Solving surprise medical bills must be a post-election priority

“Before the COVID-19 pandemic hit, solving surprise medical bills was one of the key health care issues on Congress’ agenda,” said Erin Trish, associate director of the USC Schaeffer Center and an assistant professor of pharmaceutical and health economics at the USC School of Pharmacy who has researched surprise bills.

Trish explained that patients can receive these bills when they are unexpectedly or inadvertently treated by an out-of-network physician or another provider they didn’t choose. This happens about 1 in every 5 times a commercially insured patient goes to the emergency room, and about 1 in every 10 times they have an elective procedure.

Recent investigative reports have revealed that these bills have plagued many coronavirus patients.
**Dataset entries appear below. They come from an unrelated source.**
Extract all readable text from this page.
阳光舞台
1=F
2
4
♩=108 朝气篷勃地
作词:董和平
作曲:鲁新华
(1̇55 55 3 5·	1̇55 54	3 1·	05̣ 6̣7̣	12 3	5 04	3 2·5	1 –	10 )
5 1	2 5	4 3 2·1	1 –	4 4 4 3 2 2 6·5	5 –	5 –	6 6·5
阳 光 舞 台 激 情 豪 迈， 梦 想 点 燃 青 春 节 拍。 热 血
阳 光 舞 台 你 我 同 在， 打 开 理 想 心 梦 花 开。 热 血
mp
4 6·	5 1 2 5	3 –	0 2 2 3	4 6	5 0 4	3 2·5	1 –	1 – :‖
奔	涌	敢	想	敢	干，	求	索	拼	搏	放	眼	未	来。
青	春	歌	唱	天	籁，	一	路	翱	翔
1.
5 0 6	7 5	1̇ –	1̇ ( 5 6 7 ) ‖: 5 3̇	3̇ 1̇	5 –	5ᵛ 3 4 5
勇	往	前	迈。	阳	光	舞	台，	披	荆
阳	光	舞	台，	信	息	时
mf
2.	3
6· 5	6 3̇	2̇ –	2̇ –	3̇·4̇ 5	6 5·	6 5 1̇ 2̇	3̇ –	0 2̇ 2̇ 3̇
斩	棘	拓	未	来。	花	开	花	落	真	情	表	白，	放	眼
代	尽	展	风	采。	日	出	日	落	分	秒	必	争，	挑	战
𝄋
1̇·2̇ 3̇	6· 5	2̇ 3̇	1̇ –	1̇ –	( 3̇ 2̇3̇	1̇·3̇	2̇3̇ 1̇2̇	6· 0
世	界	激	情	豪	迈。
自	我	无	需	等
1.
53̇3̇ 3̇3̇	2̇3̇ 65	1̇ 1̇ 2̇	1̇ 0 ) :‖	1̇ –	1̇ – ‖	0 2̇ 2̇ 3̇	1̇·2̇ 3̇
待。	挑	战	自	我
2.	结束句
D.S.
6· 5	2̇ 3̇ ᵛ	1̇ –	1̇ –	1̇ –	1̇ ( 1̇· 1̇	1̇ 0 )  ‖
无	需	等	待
“Surprise medicals bills represent a breakdown in the functioning of health care markets,” she said. “They are unfair and can be very costly to patients who receive them. But they also allow certain types of health care providers to charge higher prices, which raises costs for everyone. While recent actions have attempted to protect COVID-19 patients from receiving surprise bills, broader action is needed to solve this problem once and for all.”